Oncology is the practice of using chemicals or radiation to kill the Cancer cells. Again, this practice works if done early enough although the damage to healthy tissue is also massive and largely uncontrollable. The delicate balance between killing the Cancer and allowing the patient to survive is at the heart of all Oncology and has been a delicate balancing act for many years. It is also a horrendous and brutally exquisite torture. Again, it was practiced for many years before we even understood what Cancer is or how it spreads. It is worth noting that the two main catalysts for cell mutation (which we now understand is the basis of all Cancer) is exacerbated and often CAUSED by the introduction of chemicals and radiation. In other words, the cure is also the cause of future Cancer in many cases.

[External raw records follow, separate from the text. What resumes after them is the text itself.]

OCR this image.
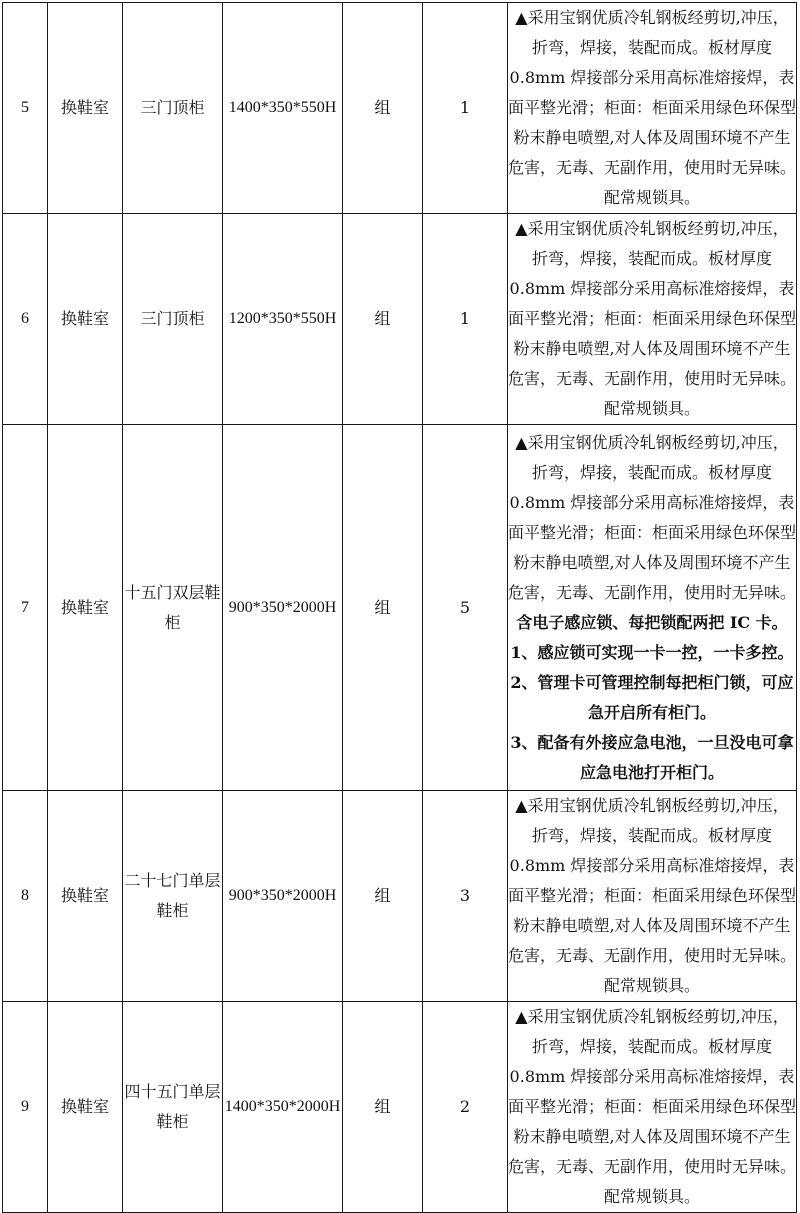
5	换鞋室	三门顶柜	1400*350*550H	组	1	▲采用宝钢优质冷轧钢板经剪切,冲压，折弯，焊接，装配而成。板材厚度 0.8mm 焊接部分采用高标准熔接焊，表面平整光滑；柜面：柜面采用绿色环保型粉末静电喷塑,对人体及周围环境不产生危害，无毒、无副作用，使用时无异味。配常规锁具。
6	换鞋室	三门顶柜	1200*350*550H	组	1	▲采用宝钢优质冷轧钢板经剪切,冲压，折弯，焊接，装配而成。板材厚度 0.8mm 焊接部分采用高标准熔接焊，表面平整光滑；柜面：柜面采用绿色环保型粉末静电喷塑,对人体及周围环境不产生危害，无毒、无副作用，使用时无异味。配常规锁具。
7	换鞋室	十五门双层鞋柜	900*350*2000H	组	5	▲采用宝钢优质冷轧钢板经剪切,冲压，折弯，焊接，装配而成。板材厚度 0.8mm 焊接部分采用高标准熔接焊，表面平整光滑；柜面：柜面采用绿色环保型粉末静电喷塑,对人体及周围环境不产生危害，无毒、无副作用，使用时无异味。含电子感应锁、每把锁配两把 IC 卡。1、感应锁可实现一卡一控，一卡多控。
2、管理卡可管理控制每把柜门锁，可应急开启所有柜门。
3、配备有外接应急电池，一旦没电可拿应急电池打开柜门。

8	换鞋室	二十七门单层鞋柜	900*350*2000H	组	3	▲采用宝钢优质冷轧钢板经剪切,冲压，折弯，焊接，装配而成。板材厚度 0.8mm 焊接部分采用高标准熔接焊，表面平整光滑；柜面：柜面采用绿色环保型粉末静电喷塑,对人体及周围环境不产生危害，无毒、无副作用，使用时无异味。配常规锁具。
9	换鞋室	四十五门单层鞋柜	1400*350*2000H	组	2	▲采用宝钢优质冷轧钢板经剪切,冲压，折弯，焊接，装配而成。板材厚度 0.8mm 焊接部分采用高标准熔接焊，表面平整光滑；柜面：柜面采用绿色环保型粉末静电喷塑,对人体及周围环境不产生危害，无毒、无副作用，使用时无异味。配常规锁具。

All of this is almost the natural progression of how science works. Theory is followed by experimentation which produces a new theory followed by more experimentation. However, and this is a key point in my mind, eventually we have to understand a cause before we can develop an effective treatment. In the case of Cancer we did not concentrate on cause as much as we concentrated on treatment of symptoms. There are two reasons for this, doctors had patients who needed treatment immediately and the only way they could do that was with the tools they had at hand. The immediacy of the need for treatment outweighed the need for taking the time to understand the cause. The second reason is less noble and more discouraging. There is no profit in research for understanding cause without a payoff at the other end with a profitable cure.
Right now, in our current profit based system there is a large and growing profit in treating the symptoms of Cancer. There is a small and less effective amount of research into cause which is why we now understand it is a DNA replication problem to begin with. However, over the last century of research 95% of the effort and financial support in Cancer research has been put into treating symptoms. Five percent has been toward researching cause. There is a great struggle right now to put more emphasis on the gene research needed to change the DNA replication problems that cause Cancer but it is a slow and complicated process. There have been great discoveries wherein a methodology of how to attack the root problem with substances that alter the DNA structure itself have been developed. Unfortunately, the Cancers this has been successful in treating often evolve in such a way that a new substance is needed fairly quickly. In other words, it is an expensive and complicated process without a large financial payoff down the road. Drug companies have little or no interest in developing gene structure manipulation that is soon ineffective. The expense is in the research and not manufacture or marketing of the substance itself. Add to that the fact that the cancer cell often evolves so that the treatment is no longer effective and we begin to see why drug companies are reluctant to invest in such research. In other words, it is not profitable.
In a system that is built around profit, we have little hope of actually financing the research needed to cure Cancer. Therefore, for the immediate future we will continue to treat its symptoms. Private industry does many things well but it has never and will never do things well that are not profitable. Perhaps one day we will realize this. That idea at its core is why I believe we need to change our basic idea about health care in this country.